Stochastic Gradient Descent (SGD): Uses mini-batches to approximate gradients, making training faster.
ADAM: A popular optimization algorithm that adapts the learning rate per parameter, combining momentum and RMSprop.

Other Considerations:

Parameter Initialization: Good initialization is important to avoid poor convergence or suboptimal solutions.
Early Stopping: A regularization technique where training is halted when validation performance stops improving, even if training loss decreases.

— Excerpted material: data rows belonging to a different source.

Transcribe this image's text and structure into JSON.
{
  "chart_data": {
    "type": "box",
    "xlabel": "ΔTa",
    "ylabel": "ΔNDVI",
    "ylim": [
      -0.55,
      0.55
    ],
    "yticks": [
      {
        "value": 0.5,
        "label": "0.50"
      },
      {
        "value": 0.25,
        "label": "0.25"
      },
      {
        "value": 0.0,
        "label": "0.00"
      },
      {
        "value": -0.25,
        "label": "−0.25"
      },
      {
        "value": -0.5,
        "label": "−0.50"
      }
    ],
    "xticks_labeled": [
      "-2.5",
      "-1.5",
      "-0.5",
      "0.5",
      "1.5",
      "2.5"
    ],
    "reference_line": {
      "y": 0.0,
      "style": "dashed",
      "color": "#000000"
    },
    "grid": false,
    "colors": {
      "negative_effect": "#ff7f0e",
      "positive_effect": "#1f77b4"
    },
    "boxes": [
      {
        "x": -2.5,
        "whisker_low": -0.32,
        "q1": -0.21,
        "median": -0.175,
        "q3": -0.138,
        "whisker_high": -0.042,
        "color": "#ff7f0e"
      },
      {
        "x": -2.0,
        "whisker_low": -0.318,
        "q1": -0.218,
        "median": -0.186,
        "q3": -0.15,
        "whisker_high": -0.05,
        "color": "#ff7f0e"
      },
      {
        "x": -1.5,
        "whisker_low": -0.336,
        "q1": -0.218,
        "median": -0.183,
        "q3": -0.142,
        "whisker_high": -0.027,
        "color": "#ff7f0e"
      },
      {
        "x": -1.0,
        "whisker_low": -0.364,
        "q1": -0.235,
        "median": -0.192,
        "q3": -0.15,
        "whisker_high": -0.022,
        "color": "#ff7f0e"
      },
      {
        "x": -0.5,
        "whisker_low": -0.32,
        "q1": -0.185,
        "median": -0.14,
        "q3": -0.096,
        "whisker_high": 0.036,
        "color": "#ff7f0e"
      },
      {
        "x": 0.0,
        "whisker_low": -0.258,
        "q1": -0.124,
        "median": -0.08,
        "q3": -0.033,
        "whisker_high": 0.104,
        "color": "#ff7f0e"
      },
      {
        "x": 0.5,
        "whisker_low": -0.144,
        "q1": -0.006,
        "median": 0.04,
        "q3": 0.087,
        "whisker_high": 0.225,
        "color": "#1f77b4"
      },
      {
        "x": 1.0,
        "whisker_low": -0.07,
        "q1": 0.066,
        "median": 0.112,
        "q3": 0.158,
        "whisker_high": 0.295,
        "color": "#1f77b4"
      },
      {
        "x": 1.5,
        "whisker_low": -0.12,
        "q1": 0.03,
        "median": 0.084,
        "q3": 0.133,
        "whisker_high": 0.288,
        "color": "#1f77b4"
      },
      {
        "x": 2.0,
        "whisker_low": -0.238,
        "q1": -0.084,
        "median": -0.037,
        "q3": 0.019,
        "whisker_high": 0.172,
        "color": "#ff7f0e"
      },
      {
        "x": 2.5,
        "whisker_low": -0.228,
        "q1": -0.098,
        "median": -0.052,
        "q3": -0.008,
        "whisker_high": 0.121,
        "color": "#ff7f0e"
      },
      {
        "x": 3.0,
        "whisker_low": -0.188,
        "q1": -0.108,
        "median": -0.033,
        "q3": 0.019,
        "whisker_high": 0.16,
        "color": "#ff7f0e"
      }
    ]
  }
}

Regularization Techniques¶

Regularization refers to any modification to a learning algorithm that improves generalization, often at the cost of training performance.

Common Techniques:¶

Weight Decay (L2 Regularization):
Adds a penalty to the loss based on the squared magnitude of weights.
Encourages simpler models with smaller weights.
Entropy Regularization:
Penalizes low-entropy (peaky) output distributions.
Prevents the model from becoming overconfident.
Label Smoothing:
Distributes a small portion of the target label’s probability mass to other labels.
Prevents the model from becoming too sure of its predictions.
Dropout:
Randomly zeroes out a fraction of neuron activations during training.
Forces the network to rely on multiple features rather than just a few.
Normalization: Rescales data to stabilize training.
- Batch Normalization: Normalizes across the batch dimension.
- Layer Normalization: Normalizes across features within a single example.